Ada dua hal yang ada pada manusia yang menjadikan mereka kafir: mencela nasab (keturunan) dan meratapi mayat.” (HR. Muslim no. 67)

Syarah

Hadits ini menyebutkan tentang dua perkara dosa yang disebut oleh syariat dengan perkara kekufuran. Akan tetapi perlu diketahui bahwa kufur yang dimaksud bukanlah kufur akbar, melainkan perkara ini termasuk kufur ashghar([20]), karena sering dalam syariat tatkala mendatangkan kalimat kufur dengan tanwin dan tanpa alif lam maka maksudnya adalah kufur ashghar. ([21])

Dua perkara kufur yang disebutkan dalam hadits ini antara lain:

Telah kita singgung pada bab-bab sebelumnya bahwa yang dimaksud dengan الطَّعْنُ فِي النَّسَبِ itu ada dua,

Pertama, meragukan nasab seseorang. Contoh dalam hal ini adalah kita meragukan bahwa si fulan berasal dari suku atau kabilah tertentu, dan kita mengatakan bahwa si fulan hanya mengaku-ngaku bahwa dia berasa dari suku atau kabilah yang dia utarakan.

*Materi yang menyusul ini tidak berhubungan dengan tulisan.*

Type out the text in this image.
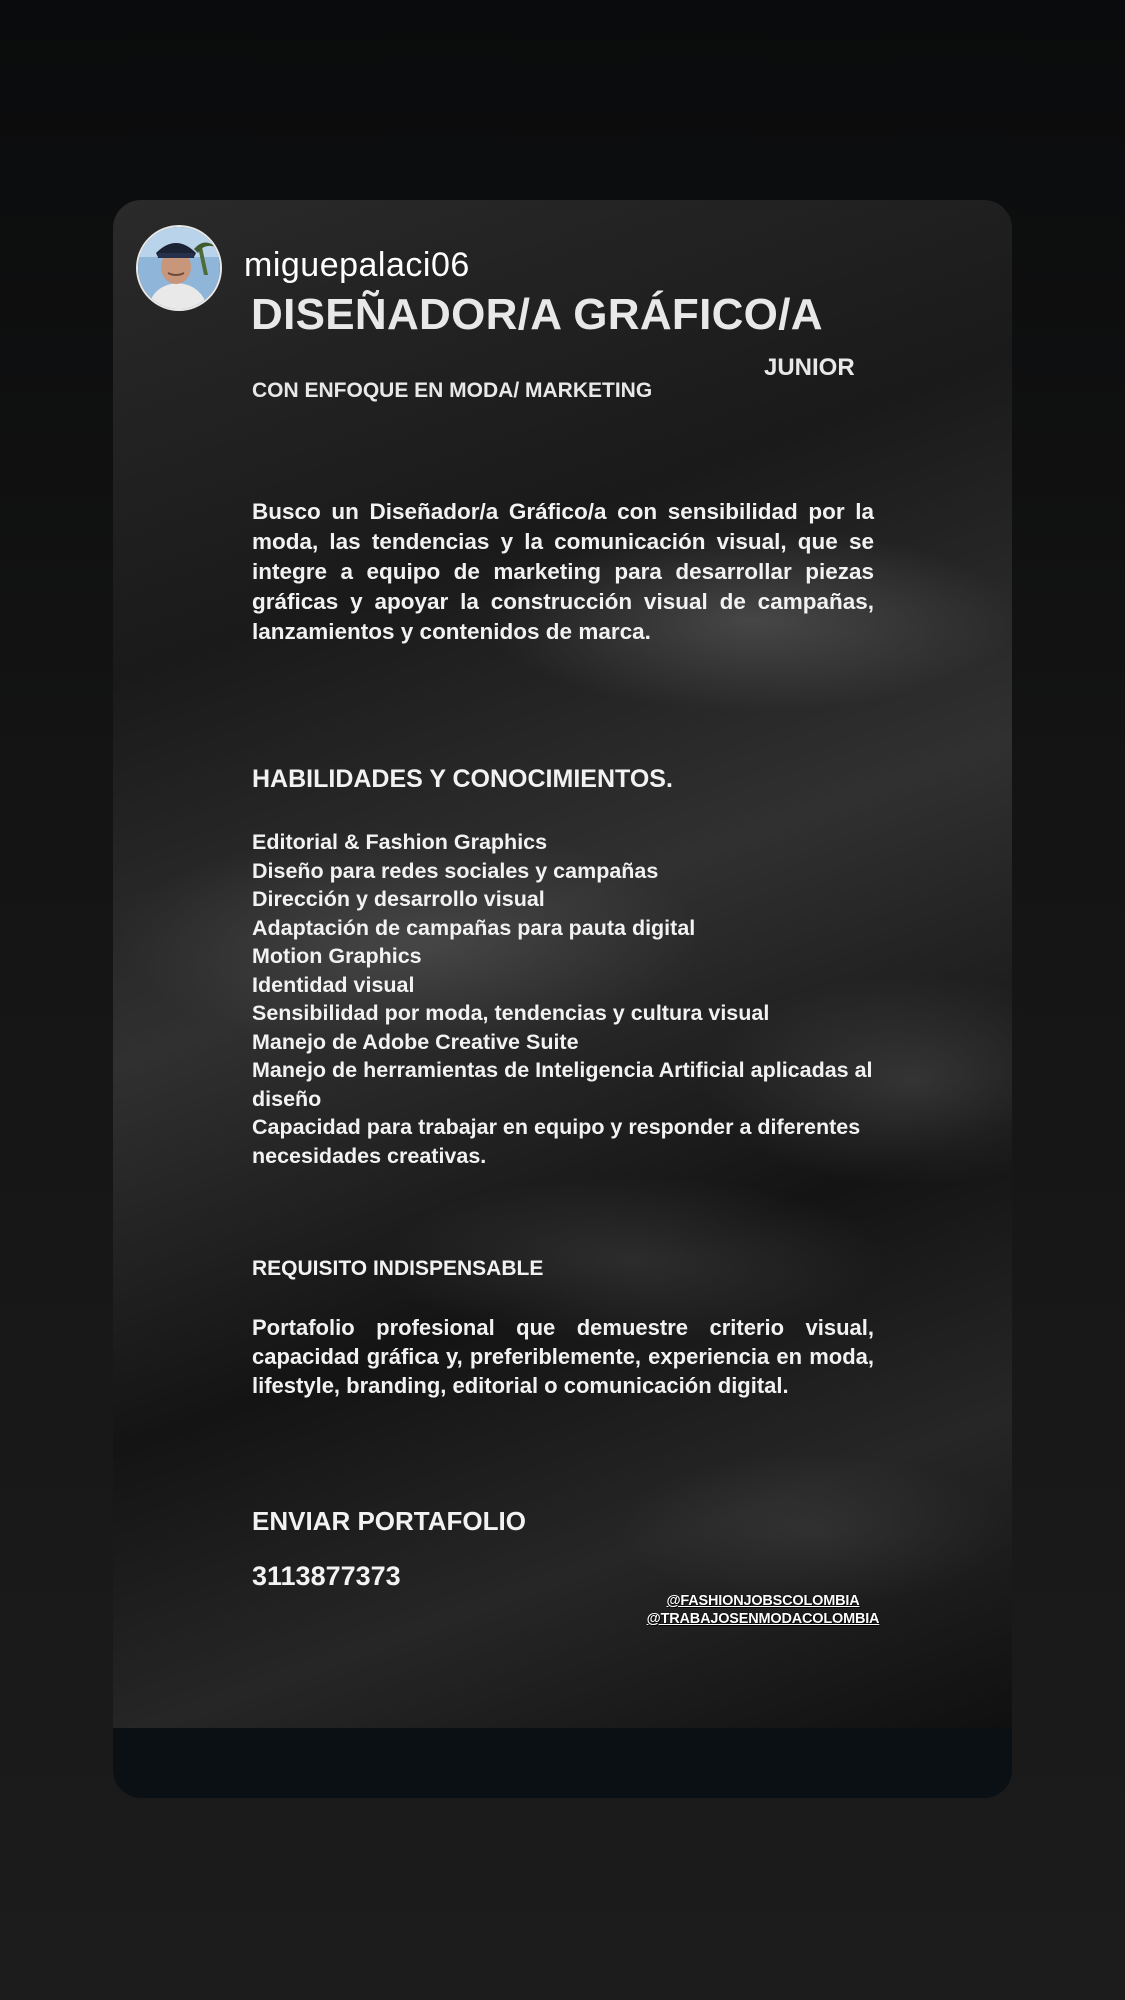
miguepalaci06
DISEÑADOR/A GRÁFICO/A
JUNIOR
CON ENFOQUE EN MODA/ MARKETING
Busco un Diseñador/a Gráfico/a con sensibilidad por la moda, las tendencias y la comunicación visual, que se integre a equipo de marketing para desarrollar piezas gráficas y apoyar la construcción visual de campañas, lanzamientos y contenidos de marca.
HABILIDADES Y CONOCIMIENTOS.
Editorial & Fashion Graphics
Diseño para redes sociales y campañas
Dirección y desarrollo visual
Adaptación de campañas para pauta digital
Motion Graphics
Identidad visual
Sensibilidad por moda, tendencias y cultura visual
Manejo de Adobe Creative Suite
Manejo de herramientas de Inteligencia Artificial aplicadas al diseño
Capacidad para trabajar en equipo y responder a diferentes necesidades creativas.
REQUISITO INDISPENSABLE
Portafolio profesional que demuestre criterio visual, capacidad gráfica y, preferiblemente, experiencia en moda, lifestyle, branding, editorial o comunicación digital.
ENVIAR PORTAFOLIO
3113877373
@FASHIONJOBSCOLOMBIA
@TRABAJOSENMODACOLOMBIA
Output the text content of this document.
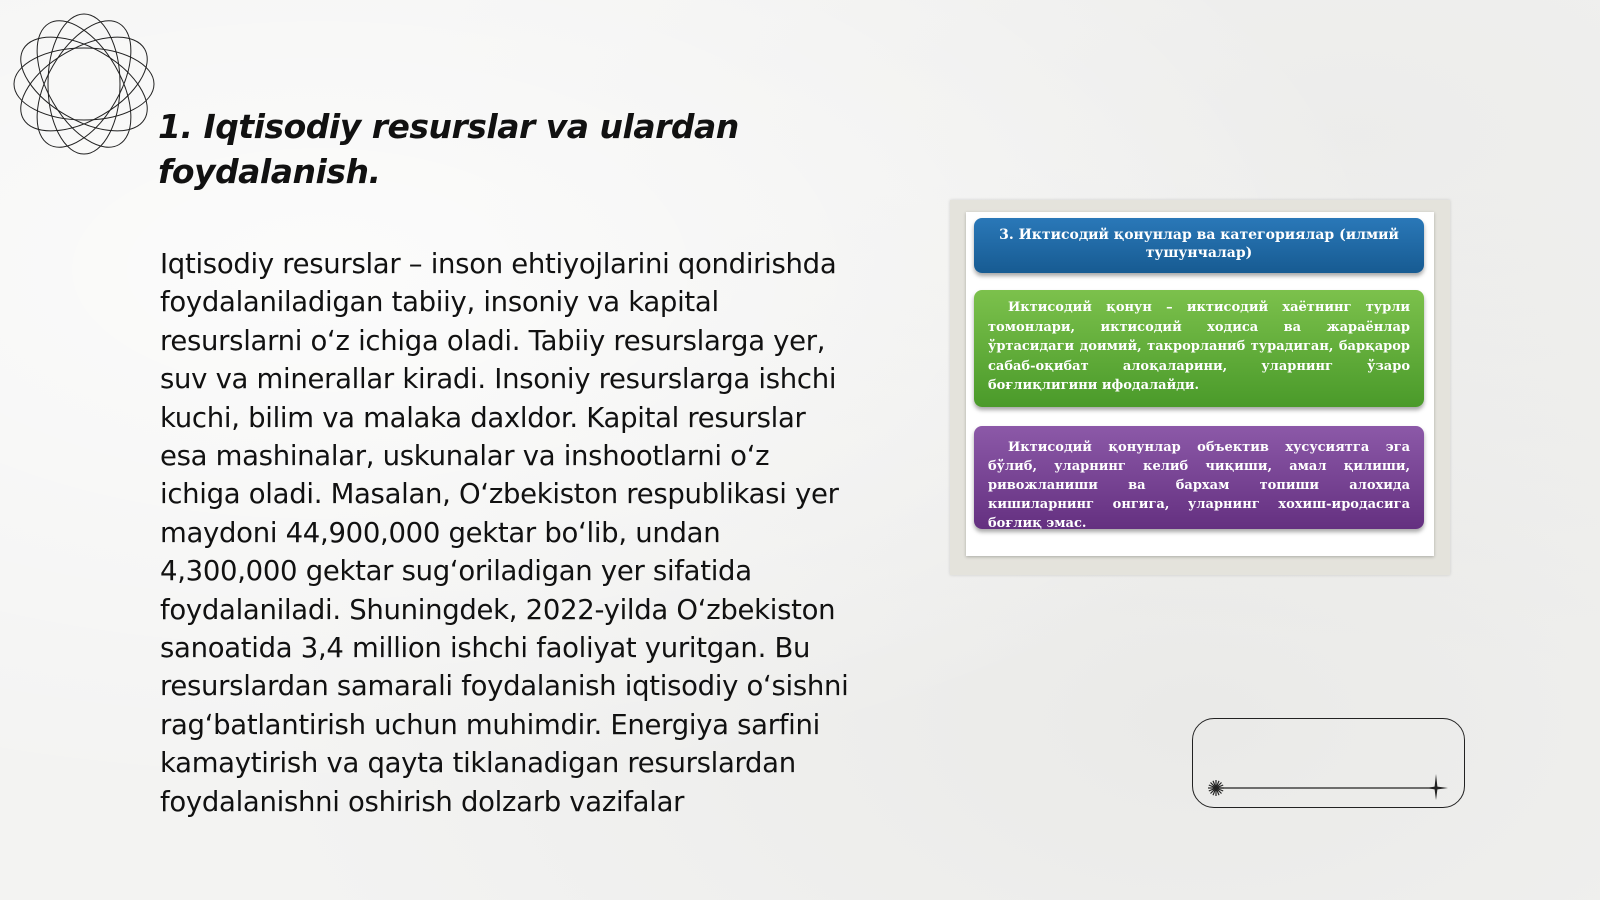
1. Iqtisodiy resurslar va ulardan foydalanish.

Iqtisodiy resurslar – inson ehtiyojlarini qondirishda foydalaniladigan tabiiy, insoniy va kapital resurslarni oʻz ichiga oladi. Tabiiy resurslarga yer, suv va minerallar kiradi. Insoniy resurslarga ishchi kuchi, bilim va malaka daxldor. Kapital resurslar esa mashinalar, uskunalar va inshootlarni oʻz ichiga oladi. Masalan, Oʻzbekiston respublikasi yer maydoni 44,900,000 gektar boʻlib, undan 4,300,000 gektar sugʻoriladigan yer sifatida foydalaniladi. Shuningdek, 2022-yilda Oʻzbekiston sanoatida 3,4 million ishchi faoliyat yuritgan. Bu resurslardan samarali foydalanish iqtisodiy oʻsishni ragʻbatlantirish uchun muhimdir. Energiya sarfini kamaytirish va qayta tiklanadigan resurslardan foydalanishni oshirish dolzarb vazifalar

3. Иктисодий қонунлар ва категориялар (илмий тушунчалар)
Иктисодий қонун – иктисодий хаётнинг турли томонлари, иктисодий ходиса ва жараёнлар ўртасидаги доимий, такрорланиб турадиган, барқарор сабаб-оқибат алоқаларини, уларнинг ўзаро боғлиқлигини ифодалайди.
Иктисодий қонунлар объектив хусусиятга эга бўлиб, уларнинг келиб чиқиши, амал қилиши, ривожланиши ва бархам топиши алохида кишиларнинг онгига, уларнинг хохиш-иродасига боғлиқ эмас.
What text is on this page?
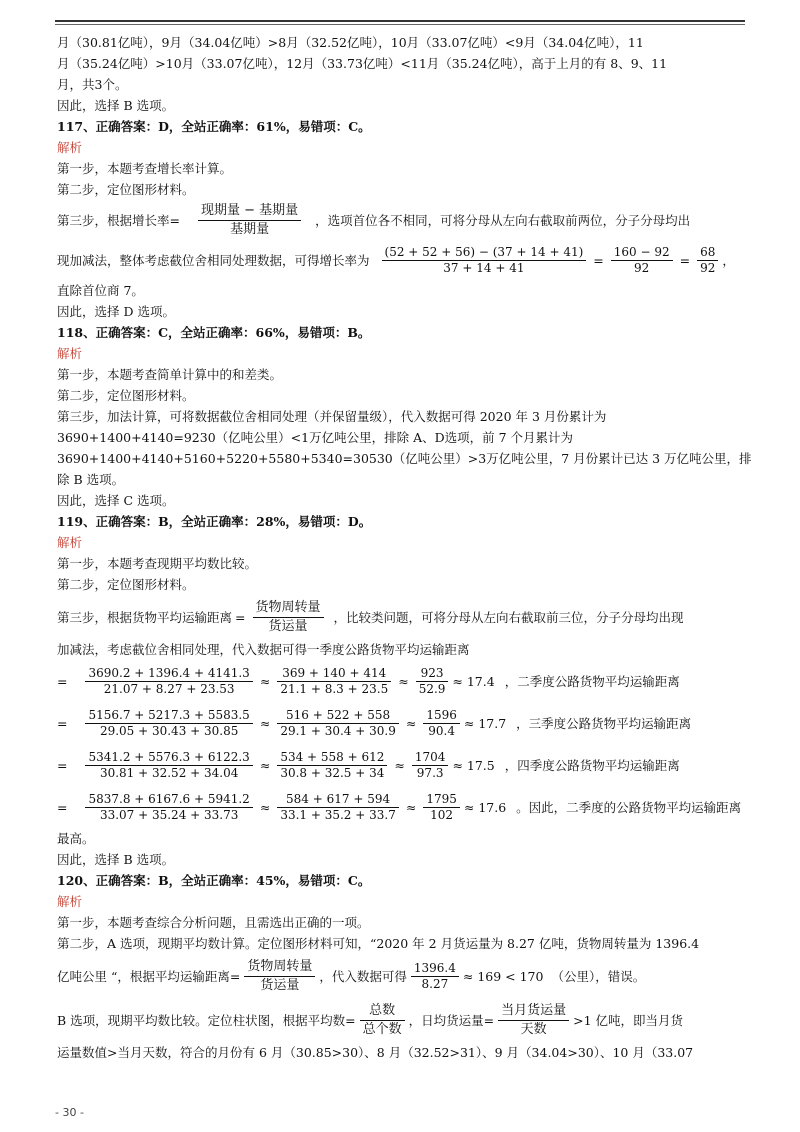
月（30.81亿吨），9月（34.04亿吨）>8月（32.52亿吨），10月（33.07亿吨）<9月（34.04亿吨），11
月（35.24亿吨）>10月（33.07亿吨），12月（33.73亿吨）<11月（35.24亿吨），高于上月的有 8、9、11
月，共3个。
因此，选择 B 选项。
117、正确答案：D，全站正确率：61%，易错项：C。
解析
第一步，本题考查增长率计算。
第二步，定位图形材料。
第三步，根据增长率= $\frac{\text{现期量 − 基期量}}{\text{基期量}}$ ，选项首位各不相同，可将分母从左向右截取前两位，分子分母均出
现加减法，整体考虑截位舍相同处理数据，可得增长率为 $\frac{(52 + 52 + 56) - (37 + 14 + 41)}{37 + 14 + 41} = \frac{160 - 92}{92} = \frac{68}{92}$ ，
直除首位商 7。
因此，选择 D 选项。
118、正确答案：C，全站正确率：66%，易错项：B。
解析
第一步，本题考查简单计算中的和差类。
第二步，定位图形材料。
第三步，加法计算，可将数据截位舍相同处理（并保留量级），代入数据可得 2020 年 3 月份累计为
3690+1400+4140=9230（亿吨公里）<1万亿吨公里，排除 A、D选项，前 7 个月累计为
3690+1400+4140+5160+5220+5580+5340=30530（亿吨公里）>3万亿吨公里，7 月份累计已达 3 万亿吨公里，排
除 B 选项。
因此，选择 C 选项。
119、正确答案：B，全站正确率：28%，易错项：D。
解析
第一步，本题考查现期平均数比较。
第二步，定位图形材料。
第三步，根据货物平均运输距离 = $\frac{\text{货物周转量}}{\text{货运量}}$ ，比较类问题，可将分母从左向右截取前三位，分子分母均出现
加减法，考虑截位舍相同处理，代入数据可得一季度公路货物平均运输距离
= $\frac{3690.2 + 1396.4 + 4141.3}{21.07 + 8.27 + 23.53} \approx \frac{369 + 140 + 414}{21.1 + 8.3 + 23.5} \approx \frac{923}{52.9} \approx 17.4$ ，二季度公路货物平均运输距离
= $\frac{5156.7 + 5217.3 + 5583.5}{29.05 + 30.43 + 30.85} \approx \frac{516 + 522 + 558}{29.1 + 30.4 + 30.9} \approx \frac{1596}{90.4} \approx 17.7$ ，三季度公路货物平均运输距离
= $\frac{5341.2 + 5576.3 + 6122.3}{30.81 + 32.52 + 34.04} \approx \frac{534 + 558 + 612}{30.8 + 32.5 + 34} \approx \frac{1704}{97.3} \approx 17.5$ ，四季度公路货物平均运输距离
= $\frac{5837.8 + 6167.6 + 5941.2}{33.07 + 35.24 + 33.73} \approx \frac{584 + 617 + 594}{33.1 + 35.2 + 33.7} \approx \frac{1795}{102} \approx 17.6$ 。因此，二季度的公路货物平均运输距离
最高。
因此，选择 B 选项。
120、正确答案：B，全站正确率：45%，易错项：C。
解析
第一步，本题考查综合分析问题，且需选出正确的一项。
第二步，A 选项，现期平均数计算。定位图形材料可知，“2020 年 2 月货运量为 8.27 亿吨，货物周转量为 1396.4
亿吨公里 “，根据平均运输距离= $\frac{\text{货物周转量}}{\text{货运量}}$ ，代入数据可得 $\frac{1396.4}{8.27} \approx 169 < 170$ （公里），错误。
B 选项，现期平均数比较。定位柱状图，根据平均数= $\frac{\text{总数}}{\text{总个数}}$ ，日均货运量= $\frac{\text{当月货运量}}{\text{天数}} >1$ 亿吨，即当月货
运量数值>当月天数，符合的月份有 6 月（30.85>30）、8 月（32.52>31）、9 月（34.04>30）、10 月（33.07
- 30 -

Perkara semacam ini adalah hal yang tidak diperbolehkan. Tidak boleh seseorang meragukan nasab orang lain kecuali ada keperluan tertentu sehingga kita mengharuskan agar orang tersebut mendatangkan bukti dari pengakuannya terhadap nasabnya. Oleh karenanya penulis mengingatkan bahwa jika ada seseorang yang mengaku bahwa dia keturunan fulan bin fulan, atau dia berasal dari suku atau kabilah tertentu, maka kita benarkan pengakuannya. Adapun terkait keburukan akhlak seseorang, maka kita tidak boleh mengaitkannya dengan nasabnya. Cukuplah celaan karena sifatnya untuk dirinya dan bukan kepada nasabnya.

Kedua, mencela nasab seseorang. Kita telah tahu bersama apa yang dimaksud dengan mencela nasab seseorang. Intinya, mencela nasab ini hukumnya haram dan merupakan dosa besar.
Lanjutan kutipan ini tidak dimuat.